Lying in the straw of her pen in the National Zoo’s Think Tank, Iris, a 34-year-old female orangutan, tossed a ball as she fiddled with her blanket. She glanced out the window to the last stop of “O-Line,” a series of cables and towers that lead the orangutans over pedestrian walkways from the great ape house, and saw another ape sliding down. She dropped everything and lumbered over as the new arrival came closer.
They met on opposite sides of the glass and paused. Iris grabbed the window frame. The visitor did the same. Iris raised her leg out to the side, reaching up over her head. Again, the other ape copied. In this monkey see, monkey do exhibition, it was hard to tell if the glass was a window or a mirror.
Sights like these are commonplace in this interesting and thought provoking exhibit.
Tucked between the great ape house and the lion and tiger pits, “Think Tank is a place to think about thinking,” according to the National Zoo’s Web site. Researchers there study different questions about thought in other animals. How do they communicate? What is their capacity for memory, or their ability to learn and adapt, or to feel empathy? And, most importantly, what can they teach us about ourselves?

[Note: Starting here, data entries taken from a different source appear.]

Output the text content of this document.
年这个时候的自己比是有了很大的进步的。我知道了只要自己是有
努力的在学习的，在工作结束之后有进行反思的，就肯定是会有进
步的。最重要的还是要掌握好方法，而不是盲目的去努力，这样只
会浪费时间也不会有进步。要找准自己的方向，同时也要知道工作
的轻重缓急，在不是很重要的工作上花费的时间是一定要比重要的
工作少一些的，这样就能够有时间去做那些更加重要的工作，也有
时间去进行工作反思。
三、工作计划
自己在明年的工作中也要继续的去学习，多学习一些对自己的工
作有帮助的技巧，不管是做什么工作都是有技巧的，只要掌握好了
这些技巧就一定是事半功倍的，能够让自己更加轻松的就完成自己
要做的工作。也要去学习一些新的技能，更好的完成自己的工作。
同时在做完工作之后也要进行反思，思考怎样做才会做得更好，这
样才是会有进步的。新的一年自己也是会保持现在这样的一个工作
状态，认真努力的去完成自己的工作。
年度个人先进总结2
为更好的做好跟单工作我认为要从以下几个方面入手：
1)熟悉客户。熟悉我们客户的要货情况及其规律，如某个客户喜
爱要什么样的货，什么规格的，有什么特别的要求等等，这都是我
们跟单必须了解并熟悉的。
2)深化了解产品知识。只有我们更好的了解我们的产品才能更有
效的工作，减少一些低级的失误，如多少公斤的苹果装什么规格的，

The answers to these questions may lie in the minds of the zoo’s six orangutans.
“These are guys that are able to think like we are,” said Think Tank volunteer Betty Reinecke. “They can solve problems. If they’re presented with an obstacle, they can plan their way around it.”
Glancing at Kiko and Iris, the two apes in the Tank on this day, it’s hard to tell they are anything like us. Their matted red fur hangs in knots, tangled with the straw that covers their enclosure’s floor. But their eyes gaze knowingly out of the pen as they scan the crowds of children fogging the glass with their breath. Just who is studying whom here?
“Well, they’re not that different after all,” Reinecke said. “Our DNA is something like 90 percent the same.”
Our DNA may be similar, but what exactly does that mean when it comes to thinking? This is the underlying question for researchers here. Are these apes capable of some of the things that we believe make human beings unique as a species?
“I think that we as humans like to hold ourselves at a very high level,” said great ape keeper Erin Stromberg, a researcher and caretaker at the exhibit. “It was thought that only humans could make tools, and that’s what set us apart from the rest of the animal kingdom. Well, not only can all the great apes make tools, monkeys can make tools, birds can make tools, dolphins can make tools. So here we have this characteristic that we thought only we could do, that was unique to us, and really, it’s not.”
At any time, several research projects are being done at the Tank, studying everything about the primates’ minds, including high-level topics like metacognition (knowing your own mental limitations).